Allez hop : après de longs mois de gel consécutifs à la réalisation de la nouvelle interface, le rythme de deux articles hebdomadaires inédits reprend la route ! Grâce, entre autres, à quelques nouvelles plumes, pinceaux ou objectifs. Ce n'est pas fini. Petit coup d'oeil sur la ligne éditoriale.

Je veux croire que vous appréciez la nouvelle architecture du site, et que vous ne tarderez plus à participer à sa vie par le biais des rubriques dédiées.
Nous aurions pu la jouer davantage “ web 2.0 „. Mais j'attends toujours qu'on m'explique ce qu'est ce fameux “ web 2.0 „, mis à part une mise en exergue d'outils préexistants.
Quant au fond, deux remarques : il est tentant de faire écrire un média – ou prétendu tel – par d'autres. Et si je veux bien entendre que des outils tels que Wikipedia ou Agoravox constituent des entreprises valides, j'émets de sérieux doutes à l'endroit d'une majorité d'autres. Le “ web 2.0 „ n'est trop souvent qu'un prétexte permettant d'exploiter sans vergogne des rédacteurs à géométrie hautement variable dans le seul but de générer gratuitement un contenu qui viendra gonfler artificiellement les indices de référencement.
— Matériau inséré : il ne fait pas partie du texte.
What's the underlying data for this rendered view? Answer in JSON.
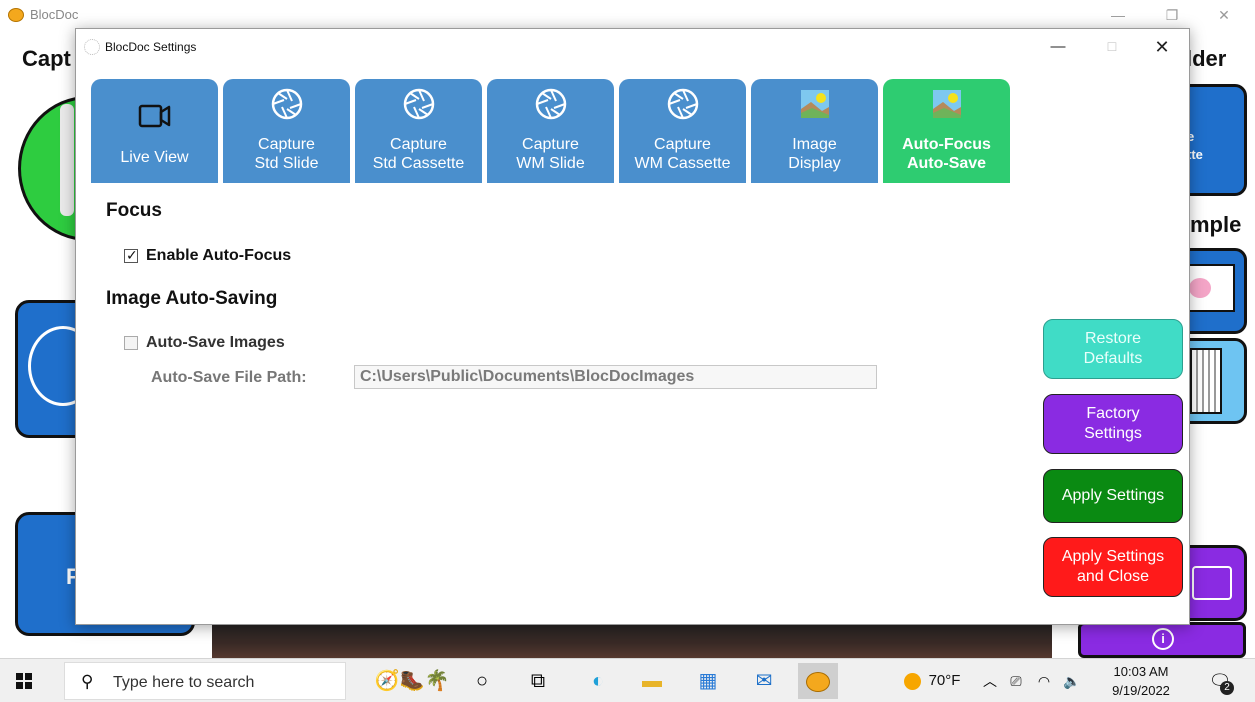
{
  "background_app": {
    "title": "BlocDoc",
    "heading_left": "Capt",
    "heading_right": "lder",
    "heading_right2": "mple",
    "tile_right_text": "e\ntte",
    "tile_left_char": "F"
  },
  "dialog": {
    "title": "BlocDoc Settings",
    "tabs": [
      {
        "label": "Live View",
        "icon": "video-camera-icon"
      },
      {
        "label": "Capture\nStd Slide",
        "icon": "aperture-icon"
      },
      {
        "label": "Capture\nStd Cassette",
        "icon": "aperture-icon"
      },
      {
        "label": "Capture\nWM Slide",
        "icon": "aperture-icon"
      },
      {
        "label": "Capture\nWM Cassette",
        "icon": "aperture-icon"
      },
      {
        "label": "Image\nDisplay",
        "icon": "image-icon"
      },
      {
        "label": "Auto-Focus\nAuto-Save",
        "icon": "image-icon",
        "active": true
      }
    ],
    "focus": {
      "heading": "Focus",
      "enable_autofocus_label": "Enable Auto-Focus",
      "enable_autofocus_checked": true
    },
    "saving": {
      "heading": "Image Auto-Saving",
      "autosave_label": "Auto-Save Images",
      "autosave_checked": false,
      "path_label": "Auto-Save File Path:",
      "path_value": "C:\\Users\\Public\\Documents\\BlocDocImages"
    },
    "buttons": {
      "restore": "Restore\nDefaults",
      "factory": "Factory\nSettings",
      "apply": "Apply Settings",
      "apply_close": "Apply Settings\nand Close"
    }
  },
  "taskbar": {
    "search_placeholder": "Type here to search",
    "weather": "70°F",
    "time": "10:03 AM",
    "date": "9/19/2022",
    "notification_count": "2"
  },
  "colors": {
    "tab_blue": "#4a8fcd",
    "tab_active_green": "#2ecc71",
    "restore_teal": "#40dcc6",
    "factory_purple": "#8a2be2",
    "apply_green": "#0a8a12",
    "apply_close_red": "#ff1a1a"
  }
}
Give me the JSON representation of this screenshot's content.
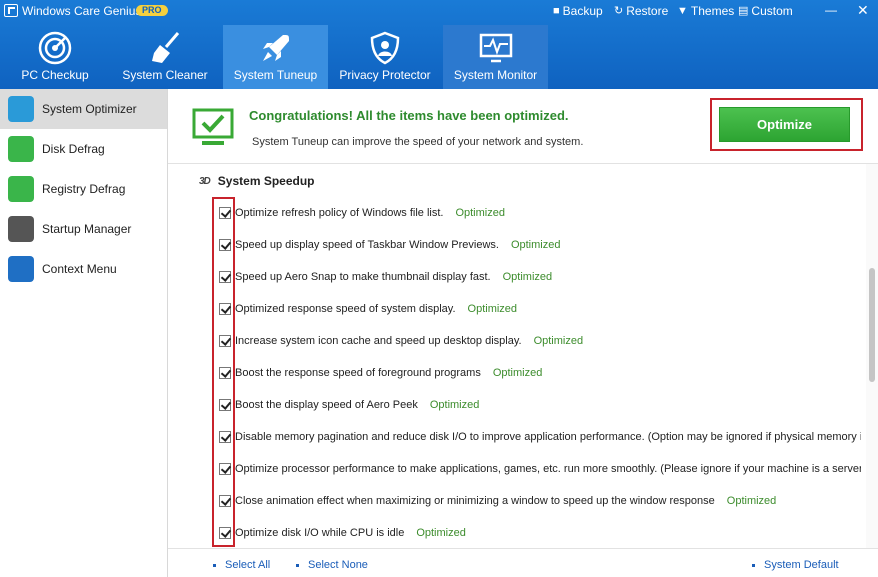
{
  "app": {
    "title": "Windows Care Genius",
    "badge": "PRO"
  },
  "toolbar": {
    "backup": "Backup",
    "restore": "Restore",
    "themes": "Themes",
    "custom": "Custom",
    "minimize": "—",
    "close": "✕"
  },
  "nav": {
    "tabs": [
      {
        "label": "PC Checkup"
      },
      {
        "label": "System Cleaner"
      },
      {
        "label": "System Tuneup"
      },
      {
        "label": "Privacy Protector"
      },
      {
        "label": "System Monitor"
      }
    ]
  },
  "sidebar": {
    "items": [
      {
        "label": "System Optimizer"
      },
      {
        "label": "Disk Defrag"
      },
      {
        "label": "Registry Defrag"
      },
      {
        "label": "Startup Manager"
      },
      {
        "label": "Context Menu"
      }
    ]
  },
  "header": {
    "congrats": "Congratulations! All the items have been optimized.",
    "subtitle": "System Tuneup can improve the speed of your network and system.",
    "optimize_label": "Optimize"
  },
  "section": {
    "title": "System Speedup",
    "icon_text": "3D"
  },
  "items": [
    {
      "text": "Optimize refresh policy of Windows file list.",
      "status": "Optimized"
    },
    {
      "text": "Speed up display speed of Taskbar Window Previews.",
      "status": "Optimized"
    },
    {
      "text": "Speed up Aero Snap to make thumbnail display fast.",
      "status": "Optimized"
    },
    {
      "text": "Optimized response speed of system display.",
      "status": "Optimized"
    },
    {
      "text": "Increase system icon cache and speed up desktop display.",
      "status": "Optimized"
    },
    {
      "text": "Boost the response speed of foreground programs",
      "status": "Optimized"
    },
    {
      "text": "Boost the display speed of Aero Peek",
      "status": "Optimized"
    },
    {
      "text": "Disable memory pagination and reduce disk I/O to improve application performance. (Option may be ignored if physical memory i...",
      "status": ""
    },
    {
      "text": "Optimize processor performance to make applications, games, etc. run more smoothly. (Please ignore if your machine is a server.)",
      "status": ""
    },
    {
      "text": "Close animation effect when maximizing or minimizing a window  to speed up the window response",
      "status": "Optimized"
    },
    {
      "text": "Optimize disk I/O while CPU is idle",
      "status": "Optimized"
    }
  ],
  "footer": {
    "select_all": "Select All",
    "select_none": "Select None",
    "system_default": "System Default"
  }
}
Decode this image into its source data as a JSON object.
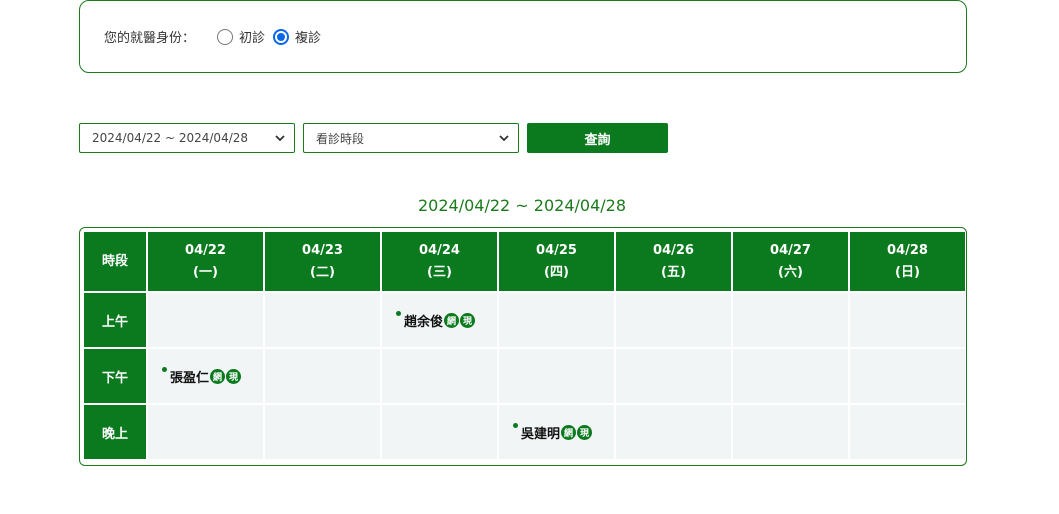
{
  "status": {
    "label": "您的就醫身份：",
    "options": [
      {
        "label": "初診",
        "checked": false
      },
      {
        "label": "複診",
        "checked": true
      }
    ]
  },
  "filters": {
    "week_value": "2024/04/22 ~ 2024/04/28",
    "period_value": "看診時段",
    "query_label": "查詢"
  },
  "schedule": {
    "title": "2024/04/22 ~ 2024/04/28",
    "period_header": "時段",
    "days": [
      {
        "date": "04/22",
        "weekday": "(一)"
      },
      {
        "date": "04/23",
        "weekday": "(二)"
      },
      {
        "date": "04/24",
        "weekday": "(三)"
      },
      {
        "date": "04/25",
        "weekday": "(四)"
      },
      {
        "date": "04/26",
        "weekday": "(五)"
      },
      {
        "date": "04/27",
        "weekday": "(六)"
      },
      {
        "date": "04/28",
        "weekday": "(日)"
      }
    ],
    "periods": [
      {
        "label": "上午",
        "doctors": [
          "",
          "",
          "趙余俊",
          "",
          "",
          "",
          ""
        ]
      },
      {
        "label": "下午",
        "doctors": [
          "張盈仁",
          "",
          "",
          "",
          "",
          "",
          ""
        ]
      },
      {
        "label": "晚上",
        "doctors": [
          "",
          "",
          "",
          "吳建明",
          "",
          "",
          ""
        ]
      }
    ],
    "badges": {
      "online": "網",
      "onsite": "現"
    }
  },
  "colors": {
    "primary": "#0b7a1e",
    "cell_bg": "#f1f5f5",
    "radio_accent": "#0a66e8"
  },
  "icons": {
    "select_arrow": "chevron-down-icon",
    "doctor_marker": "dot-icon"
  }
}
Gageons que les Google et autres ne seront pas longtemps dupes, et que les algorythmes ne vont pas tarder à s'adapter. Gageons surtout que, passée la mode, les lecteurs feront la différence.
Tant que l'on voudra bien me confier la ligne éditoriale de Mediardenne, je ne dévierai pas d'un pouce dans le sens d'une aspiration constante au – très – haut de gamme. Un média a, aussi, un devoir d'éducation permanente en plus de celui d'informer. Et un fond “ nickel „ ne peut être que desservi par une écriture de pingouin, une iconographie d'actionnaire en état de décomposition avancée !
Bienvenue donc aux photographies de Francis Gengoux, aux illustrations de Jacques Quoidbach, à la magnifique plume de Gérard Mathar, notre Gaspésien de service.
D'autres suivront. Ils auront passé les mêmes portiques, sur le carreau desquels nombre d'autres sont restés ou vont tomber. Par ma seule volonté, sans état d'âme, et même si je dois me coller un paquet de monde sur le dos. Mediardenne ne peut survivre et évoluer que dans ces conditions.